There are three categories for phobias, the specific phobia (which is an unreasonable fear of a certain object such as spiders, flying, heights, etc.), social phobia (fear of being painfully embarrassed in a social setting), and agoraphobia (fear of being in any situation that might provoke a panic attack, or from which escape might be difficult if one occurred).
- Post-Traumatic Stress Disorder (PTSD): PTSD occurs when a person who has witnessed or has been involved in a traumatic event (war, rape, a natural event, etc.) cannot recover from the event and pursue a normal life. This disorder can occur at any age and is often accompanied by depression, substance abuse, or anxiety. PTSD usually begins within three months of the trauma (although occasionally it doesn't show up until years after the event), and the length of illness may vary. Those suffering from PTSD may relive the traumatic event, experience emotional numbness, and be unable to concentrate on routine tasks. Symptoms can be divided into three categories: nightmares and flashbacks of the traumatic event, withdrawal from family and friends, and sudden anger. The disorder is diagnosed if symptoms last more than a month. Often PTSD will disappear without treatment, but in severe cases medical help should be sought.

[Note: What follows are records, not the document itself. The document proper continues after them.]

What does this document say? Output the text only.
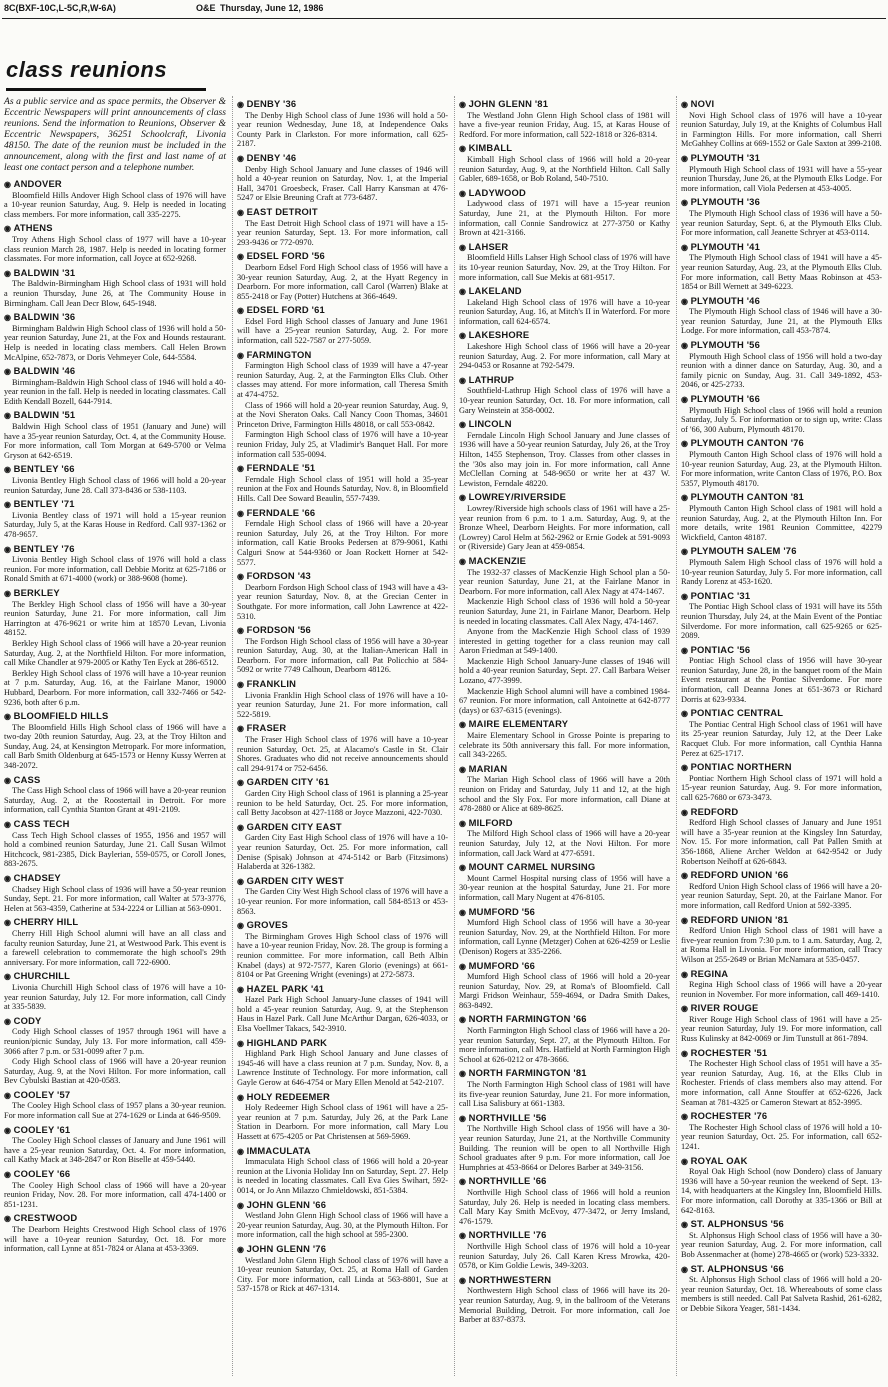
8C(BXF-10C,L-5C,R,W-6A)	O&E Thursday, June 12, 1986
class reunions

As a public service and as space permits, the Observer & Eccentric Newspapers will print announcements of class reunions. Send the information to Reunions, Observer & Eccentric Newspapers, 36251 Schoolcraft, Livonia 48150. The date of the reunion must be included in the announcement, along with the first and last name of at least one contact person and a telephone number.

◉ ANDOVER
Bloomfield Hills Andover High School class of 1976 will have a 10-year reunion Saturday, Aug. 9. Help is needed in locating class members. For more information, call 335-2275.
◉ ATHENS
Troy Athens High School class of 1977 will have a 10-year class reunion March 28, 1987. Help is needed in locating former classmates. For more information, call Joyce at 652-9268.
◉ BALDWIN '31
The Baldwin-Birmingham High School class of 1931 will hold a reunion Thursday, June 26, at The Community House in Birmingham. Call Jean Decr Blow, 645-1948.
◉ BALDWIN '36
Birmingham Baldwin High School class of 1936 will hold a 50-year reunion Saturday, June 21, at the Fox and Hounds restaurant. Help is needed in locating class members. Call Helen Brown McAlpine, 652-7873, or Doris Vehmeyer Cole, 644-5584.
◉ BALDWIN '46
Birmingham-Baldwin High School class of 1946 will hold a 40-year reunion in the fall. Help is needed in locating classmates. Call Edith Kendall Bozell, 644-7914.
◉ BALDWIN '51
Baldwin High School class of 1951 (January and June) will have a 35-year reunion Saturday, Oct. 4, at the Community House. For more information, call Tom Morgan at 649-5700 or Velma Gryson at 642-6519.
◉ BENTLEY '66
Livonia Bentley High School class of 1966 will hold a 20-year reunion Saturday, June 28. Call 373-8436 or 538-1103.
◉ BENTLEY '71
Livonia Bentley class of 1971 will hold a 15-year reunion Saturday, July 5, at the Karas House in Redford. Call 937-1362 or 478-9657.
◉ BENTLEY '76
Livonia Bentley High School class of 1976 will hold a class reunion. For more information, call Debbie Moritz at 625-7186 or Ronald Smith at 671-4000 (work) or 388-9608 (home).
◉ BERKLEY
The Berkley High School class of 1956 will have a 30-year reunion Saturday, June 21. For more information, call Jim Harrington at 476-9621 or write him at 18570 Levan, Livonia 48152.
Berkley High School class of 1966 will have a 20-year reunion Saturday, Aug. 2, at the Northfield Hilton. For more information, call Mike Chandler at 979-2005 or Kathy Ten Eyck at 286-6512.
Berkley High School class of 1976 will have a 10-year reunion at 7 p.m. Saturday, Aug. 16, at the Fairlane Manor, 19000 Hubbard, Dearborn. For more information, call 332-7466 or 542-9236, both after 6 p.m.
◉ BLOOMFIELD HILLS
The Bloomfield Hills High School class of 1966 will have a two-day 20th reunion Saturday, Aug. 23, at the Troy Hilton and Sunday, Aug. 24, at Kensington Metropark. For more information, call Barb Smith Oldenburg at 645-1573 or Henny Kussy Werren at 348-2072.
◉ CASS
The Cass High School class of 1966 will have a 20-year reunion Saturday, Aug. 2, at the Roostertail in Detroit. For more information, call Cynthia Stanton Grant at 491-2109.
◉ CASS TECH
Cass Tech High School classes of 1955, 1956 and 1957 will hold a combined reunion Saturday, June 21. Call Susan Wilmot Hitchcock, 981-2385, Dick Baylerian, 559-0575, or Coroll Jones, 883-2675.
◉ CHADSEY
Chadsey High School class of 1936 will have a 50-year reunion Sunday, Sept. 21. For more information, call Walter at 573-3776, Helen at 563-4359, Catherine at 534-2224 or Lillian at 563-0901.
◉ CHERRY HILL
Cherry Hill High School alumni will have an all class and faculty reunion Saturday, June 21, at Westwood Park. This event is a farewell celebration to commemorate the high school's 29th anniversary. For more information, call 722-6900.
◉ CHURCHILL
Livonia Churchill High School class of 1976 will have a 10-year reunion Saturday, July 12. For more information, call Cindy at 335-5839.
◉ CODY
Cody High School classes of 1957 through 1961 will have a reunion/picnic Sunday, July 13. For more information, call 459-3066 after 7 p.m. or 531-0099 after 7 p.m.
Cody High School class of 1966 will have a 20-year reunion Saturday, Aug. 9, at the Novi Hilton. For more information, call Bev Cybulski Bastian at 420-0583.
◉ COOLEY '57
The Cooley High School class of 1957 plans a 30-year reunion. For more information call Sue at 274-1629 or Linda at 646-9509.
◉ COOLEY '61
The Cooley High School classes of January and June 1961 will have a 25-year reunion Saturday, Oct. 4. For more information, call Kathy Mack at 348-2847 or Ron Biselle at 459-5440.
◉ COOLEY '66
The Cooley High School class of 1966 will have a 20-year reunion Friday, Nov. 28. For more information, call 474-1400 or 851-1231.
◉ CRESTWOOD
The Dearborn Heights Crestwood High School class of 1976 will have a 10-year reunion Saturday, Oct. 18. For more information, call Lynne at 851-7824 or Alana at 453-3369.
◉ DENBY '36
The Denby High School class of June 1936 will hold a 50-year reunion Wednesday, June 18, at Independence Oaks County Park in Clarkston. For more information, call 625-2187.
◉ DENBY '46
Denby High School January and June classes of 1946 will hold a 40-year reunion on Saturday, Nov. 1, at the Imperial Hall, 34701 Groesbeck, Fraser. Call Harry Kansman at 476-5247 or Elsie Breuning Craft at 773-6487.
◉ EAST DETROIT
The East Detroit High School class of 1971 will have a 15-year reunion Saturday, Sept. 13. For more information, call 293-9436 or 772-0970.
◉ EDSEL FORD '56
Dearborn Edsel Ford High School class of 1956 will have a 30-year reunion Saturday, Aug. 2, at the Hyatt Regency in Dearborn. For more information, call Carol (Warren) Blake at 855-2418 or Fay (Potter) Hutchens at 366-4649.
◉ EDSEL FORD '61
Edsel Ford High School classes of January and June 1961 will have a 25-year reunion Saturday, Aug. 2. For more information, call 522-7587 or 277-5059.
◉ FARMINGTON
Farmington High School class of 1939 will have a 47-year reunion Saturday, Aug. 2, at the Farmington Elks Club. Other classes may attend. For more information, call Theresa Smith at 474-4752.
Class of 1966 will hold a 20-year reunion Saturday, Aug. 9, at the Novi Sheraton Oaks. Call Nancy Coon Thomas, 34601 Princeton Drive, Farmington Hills 48018, or call 553-0842.
Farmington High School class of 1976 will have a 10-year reunion Friday, July 25, at Vladimir's Banquet Hall. For more information call 535-0094.
◉ FERNDALE '51
Ferndale High School class of 1951 will hold a 35-year reunion at the Fox and Hounds Saturday, Nov. 8, in Bloomfield Hills. Call Dee Soward Beaulin, 557-7439.
◉ FERNDALE '66
Ferndale High School class of 1966 will have a 20-year reunion Saturday, July 26, at the Troy Hilton. For more information, call Katie Brooks Pedersen at 879-9061, Kathi Calguri Snow at 544-9360 or Joan Rockett Horner at 542-5577.
◉ FORDSON '43
Dearborn Fordson High School class of 1943 will have a 43-year reunion Saturday, Nov. 8, at the Grecian Center in Southgate. For more information, call John Lawrence at 422-5310.
◉ FORDSON '56
The Fordson High School class of 1956 will have a 30-year reunion Saturday, Aug. 30, at the Italian-American Hall in Dearborn. For more information, call Pat Policchio at 584-5092 or write 7749 Calhoun, Dearborn 48126.
◉ FRANKLIN
Livonia Franklin High School class of 1976 will have a 10-year reunion Saturday, June 21. For more information, call 522-5819.
◉ FRASER
The Fraser High School class of 1976 will have a 10-year reunion Saturday, Oct. 25, at Alacamo's Castle in St. Clair Shores. Graduates who did not receive announcements should call 294-9174 or 752-6456.
◉ GARDEN CITY '61
Garden City High School class of 1961 is planning a 25-year reunion to be held Saturday, Oct. 25. For more information, call Betty Jacobson at 427-1188 or Joyce Mazzoni, 422-7030.
◉ GARDEN CITY EAST
Garden City East High School class of 1976 will have a 10-year reunion Saturday, Oct. 25. For more information, call Denise (Spisak) Johnson at 474-5142 or Barb (Fitzsimons) Halaberda at 326-1382.
◉ GARDEN CITY WEST
The Garden City West High School class of 1976 will have a 10-year reunion. For more information, call 584-8513 or 453-8563.
◉ GROVES
The Birmingham Groves High School class of 1976 will have a 10-year reunion Friday, Nov. 28. The group is forming a reunion committee. For more information, call Beth Albin Knabel (days) at 972-7577, Karen Glorio (evenings) at 661-8104 or Pat Greening Wright (evenings) at 272-5873.
◉ HAZEL PARK '41
Hazel Park High School January-June classes of 1941 will hold a 45-year reunion Saturday, Aug. 9, at the Stephenson Haus in Hazel Park. Call June McArthur Dargan, 626-4033, or Elsa Voellmer Takacs, 542-3910.
◉ HIGHLAND PARK
Highland Park High School January and June classes of 1945-46 will have a class reunion at 7 p.m. Sunday, Nov. 8, a Lawrence Institute of Technology. For more information, call Gayle Gerow at 646-4754 or Mary Ellen Menold at 542-2107.
◉ HOLY REDEEMER
Holy Redeemer High School class of 1961 will have a 25-year reunion at 7 p.m. Saturday, July 26, at the Park Lane Station in Dearborn. For more information, call Mary Lou Hassett at 675-4205 or Pat Christensen at 569-5969.
◉ IMMACULATA
Immaculata High School class of 1966 will hold a 20-year reunion at the Livonia Holiday Inn on Saturday, Sept. 27. Help is needed in locating classmates. Call Eva Gies Swihart, 592-0014, or Jo Ann Milazzo Chmieldowski, 851-5384.
◉ JOHN GLENN '66
Westland John Glenn High School class of 1966 will have a 20-year reunion Saturday, Aug. 30, at the Plymouth Hilton. For more information, call the high school at 595-2300.
◉ JOHN GLENN '76
Westland John Glenn High School class of 1976 will have a 10-year reunion Saturday, Oct. 25, at Roma Hall of Garden City. For more information, call Linda at 563-8801, Sue at 537-1578 or Rick at 467-1314.
◉ JOHN GLENN '81
The Westland John Glenn High School class of 1981 will have a five-year reunion Friday, Aug. 15, at Karas House of Redford. For more information, call 522-1818 or 326-8314.
◉ KIMBALL
Kimball High School class of 1966 will hold a 20-year reunion Saturday, Aug. 9, at the Northfield Hilton. Call Sally Gabler, 689-1658, or Bob Roland, 540-7510.
◉ LADYWOOD
Ladywood class of 1971 will have a 15-year reunion Saturday, June 21, at the Plymouth Hilton. For more information, call Connie Sandrowicz at 277-3750 or Kathy Brown at 421-3166.
◉ LAHSER
Bloomfield Hills Lahser High School class of 1976 will have its 10-year reunion Saturday, Nov. 29, at the Troy Hilton. For more information, call Sue Mekis at 681-9517.
◉ LAKELAND
Lakeland High School class of 1976 will have a 10-year reunion Saturday, Aug. 16, at Mitch's II in Waterford. For more information, call 624-6574.
◉ LAKESHORE
Lakeshore High School class of 1966 will have a 20-year reunion Saturday, Aug. 2. For more information, call Mary at 294-0453 or Rosanne at 792-5479.
◉ LATHRUP
Southfield-Lathrup High School class of 1976 will have a 10-year reunion Saturday, Oct. 18. For more information, call Gary Weinstein at 358-0002.
◉ LINCOLN
Ferndale Lincoln High School January and June classes of 1936 will have a 50-year reunion Saturday, July 26, at the Troy Hilton, 1455 Stephenson, Troy. Classes from other classes in the '30s also may join in. For more information, call Anne McClellan Corning at 548-9650 or write her at 437 W. Lewiston, Ferndale 48220.
◉ LOWREY/RIVERSIDE
Lowrey/Riverside high schools class of 1961 will have a 25-year reunion from 6 p.m. to 1 a.m. Saturday, Aug. 9, at the Bronze Wheel, Dearborn Heights. For more information, call (Lowrey) Carol Helm at 562-2962 or Ernie Godek at 591-9093 or (Riverside) Gary Jean at 459-0854.
◉ MACKENZIE
The 1932-37 classes of MacKenzie High School plan a 50-year reunion Saturday, June 21, at the Fairlane Manor in Dearborn. For more information, call Alex Nagy at 474-1467.
Mackenzie High School class of 1936 will hold a 50-year reunion Saturday, June 21, in Fairlane Manor, Dearborn. Help is needed in locating classmates. Call Alex Nagy, 474-1467.
Anyone from the MacKenzie High School class of 1939 interested in getting together for a class reunion may call Aaron Friedman at 549-1400.
Mackenzie High School January-June classes of 1946 will hold a 40-year reunion Saturday, Sept. 27. Call Barbara Weiser Lozano, 477-3999.
Mackenzie High School alumni will have a combined 1984-67 reunion. For more information, call Antoinette at 642-8777 (days) or 637-6315 (evenings).
◉ MAIRE ELEMENTARY
Maire Elementary School in Grosse Pointe is preparing to celebrate its 50th anniversary this fall. For more information, call 343-2265.
◉ MARIAN
The Marian High School class of 1966 will have a 20th reunion on Friday and Saturday, July 11 and 12, at the high school and the Sly Fox. For more information, call Diane at 478-2880 or Alice at 689-8625.
◉ MILFORD
The Milford High School class of 1966 will have a 20-year reunion Saturday, July 12, at the Novi Hilton. For more information, call Jack Ward at 477-6591.
◉ MOUNT CARMEL NURSING
Mount Carmel Hospital nursing class of 1956 will have a 30-year reunion at the hospital Saturday, June 21. For more information, call Mary Nugent at 476-8105.
◉ MUMFORD '56
Mumford High School class of 1956 will have a 30-year reunion Saturday, Nov. 29, at the Northfield Hilton. For more information, call Lynne (Metzger) Cohen at 626-4259 or Leslie (Denison) Rogers at 335-2266.
◉ MUMFORD '66
Mumford High School class of 1966 will hold a 20-year reunion Saturday, Nov. 29, at Roma's of Bloomfield. Call Margi Fridson Weinhaur, 559-4694, or Dadra Smith Dakes, 863-8492.
◉ NORTH FARMINGTON '66
North Farmington High School class of 1966 will have a 20-year reunion Saturday, Sept. 27, at the Plymouth Hilton. For more information, call Mrs. Hatfield at North Farmington High School at 626-0212 or 478-3666.
◉ NORTH FARMINGTON '81
The North Farmington High School class of 1981 will have its five-year reunion Saturday, June 21. For more information, call Lisa Salisbury at 661-1383.
◉ NORTHVILLE '56
The Northville High School class of 1956 will have a 30-year reunion Saturday, June 21, at the Northville Community Building. The reunion will be open to all Northville High School graduates after 9 p.m. For more information, call Joe Humphries at 453-8664 or Delores Barber at 349-3156.
◉ NORTHVILLE '66
Northville High School class of 1966 will hold a reunion Saturday, July 26. Help is needed in locating class members. Call Mary Kay Smith McEvoy, 477-3472, or Jerry Imsland, 476-1579.
◉ NORTHVILLE '76
Northville High School class of 1976 will hold a 10-year reunion Saturday, July 26. Call Karen Kress Mrowka, 420-0578, or Kim Goldie Lewis, 349-3203.
◉ NORTHWESTERN
Northwestern High School class of 1966 will have its 20-year reunion Saturday, Aug. 9, in the ballroom of the Veterans Memorial Building, Detroit. For more information, call Joe Barber at 837-8373.
◉ NOVI
Novi High School class of 1976 will have a 10-year reunion Saturday, July 19, at the Knights of Columbus Hall in Farmington Hills. For more information, call Sherri McGahhey Collins at 669-1552 or Gale Saxton at 399-2108.
◉ PLYMOUTH '31
Plymouth High School class of 1931 will have a 55-year reunion Thursday, June 26, at the Plymouth Elks Lodge. For more information, call Viola Pedersen at 453-4005.
◉ PLYMOUTH '36
The Plymouth High School class of 1936 will have a 50-year reunion Saturday, Sept. 6, at the Plymouth Elks Club. For more information, call Jeanette Schryer at 453-0114.
◉ PLYMOUTH '41
The Plymouth High School class of 1941 will have a 45-year reunion Saturday, Aug. 23, at the Plymouth Elks Club. For more information, call Betty Maas Robinson at 453-1854 or Bill Wernett at 349-6223.
◉ PLYMOUTH '46
The Plymouth High School class of 1946 will have a 30-year reunion Saturday, June 21, at the Plymouth Elks Lodge. For more information, call 453-7874.
◉ PLYMOUTH '56
Plymouth High School class of 1956 will hold a two-day reunion with a dinner dance on Saturday, Aug. 30, and a family picnic on Sunday, Aug. 31. Call 349-1892, 453-2046, or 425-2733.
◉ PLYMOUTH '66
Plymouth High School class of 1966 will hold a reunion Saturday, July 5. For information or to sign up, write: Class of '66, 300 Auburn, Plymouth 48170.
◉ PLYMOUTH CANTON '76
Plymouth Canton High School class of 1976 will hold a 10-year reunion Saturday, Aug. 23, at the Plymouth Hilton. For more information, write Canton Class of 1976, P.O. Box 5357, Plymouth 48170.
◉ PLYMOUTH CANTON '81
Plymouth Canton High School class of 1981 will hold a reunion Saturday, Aug. 2, at the Plymouth Hilton Inn. For more details, write 1981 Reunion Committee, 42279 Wickfield, Canton 48187.
◉ PLYMOUTH SALEM '76
Plymouth Salem High School class of 1976 will hold a 10-year reunion Saturday, July 5. For more information, call Randy Lorenz at 453-1620.
◉ PONTIAC '31
The Pontiac High School class of 1931 will have its 55th reunion Thursday, July 24, at the Main Event of the Pontiac Silverdome. For more information, call 625-9265 or 625-2089.
◉ PONTIAC '56
Pontiac High School class of 1956 will have 30-year reunion Saturday, June 28, in the banquet room of the Main Event restaurant at the Pontiac Silverdome. For more information, call Deanna Jones at 651-3673 or Richard Dorris at 623-9334.
◉ PONTIAC CENTRAL
The Pontiac Central High School class of 1961 will have its 25-year reunion Saturday, July 12, at the Deer Lake Racquet Club. For more information, call Cynthia Hanna Perez at 625-1717.
◉ PONTIAC NORTHERN
Pontiac Northern High School class of 1971 will hold a 15-year reunion Saturday, Aug. 9. For more information, call 625-7680 or 673-3473.
◉ REDFORD
Redford High School classes of January and June 1951 will have a 35-year reunion at the Kingsley Inn Saturday, Nov. 15. For more information, call Pat Pallen Smith at 356-1868, Aliene Archer Weldon at 642-9542 or Judy Robertson Neihoff at 626-6843.
◉ REDFORD UNION '66
Redford Union High School class of 1966 will have a 20-year reunion Saturday, Sept. 20, at the Fairlane Manor. For more information, call Redford Union at 592-3395.
◉ REDFORD UNION '81
Redford Union High School class of 1981 will have a five-year reunion from 7:30 p.m. to 1 a.m. Saturday, Aug. 2, at Roma Hall in Livonia. For more information, call Tracy Wilson at 255-2649 or Brian McNamara at 535-0457.
◉ REGINA
Regina High School class of 1966 will have a 20-year reunion in November. For more information, call 469-1410.
◉ RIVER ROUGE
River Rouge High School class of 1961 will have a 25-year reunion Saturday, July 19. For more information, call Russ Kulinsky at 842-0069 or Jim Tunstull at 861-7894.
◉ ROCHESTER '51
The Rochester High School class of 1951 will have a 35-year reunion Saturday, Aug. 16, at the Elks Club in Rochester. Friends of class members also may attend. For more information, call Anne Stouffer at 652-6226, Jack Seaman at 781-4325 or Cameron Stewart at 852-3995.
◉ ROCHESTER '76
The Rochester High School class of 1976 will hold a 10-year reunion Saturday, Oct. 25. For information, call 652-1241.
◉ ROYAL OAK
Royal Oak High School (now Dondero) class of January 1936 will have a 50-year reunion the weekend of Sept. 13-14, with headquarters at the Kingsley Inn, Bloomfield Hills. For more information, call Dorothy at 335-1366 or Bill at 642-8163.
◉ ST. ALPHONSUS '56
St. Alphonsus High School class of 1956 will have a 30-year reunion Saturday, Aug. 2. For more information, call Bob Assenmacher at (home) 278-4665 or (work) 523-3332.
◉ ST. ALPHONSUS '66
St. Alphonsus High School class of 1966 will hold a 20-year reunion Saturday, Oct. 18. Whereabouts of some class members is still needed. Call Pat Salveta Rashid, 261-6282, or Debbie Sikora Yeager, 581-1434.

- Panic Attacks: Panic attacks occur when, for no apparent reason, the body prepares itself to deal with a nonexistent emergency situation. Extra adrenaline is produced and the heart rate and breathing become more rapid. These attacks average only a couple of minutes with some lasting for up to 10 minutes and the rare attack lasting for more than an hour. Panic attacks affect up to 3-6 million Americans, are twice as common in women as in men, and can begin at any age but usually begin as a young adult.
According to the American Psychological Association, the person suffering the panic attack should experience at least four of the following symptoms: palpitations, pounding heart or rapid heart rate, sweating, tremor, sensations of smothering or shortness of breath, a feeling of choking, chest pain or discomfort, nausea or abdominal distress, dizziness, lightheadedness or faintness, derealization, depersonalization, fear of losing control or of going crazy or of dying, parasthesia, and hot flashes. To be suffering from "defined" panic attacks, your attacks must be unexpected and must recur every two weeks, or if just a single attack, must be followed by at least a month of unrealistic anxiety and stress about the attack.
Panic attacks can occur with or without agoraphobia (the fear of being out in public and not being able to escape when an attack occurs). Panic attack sufferers often try to avoid future attacks by avoiding places or things that trigger attacks, by using distractions to cope with the attacks, or by turning to drugs and alcohol to hide from the problem.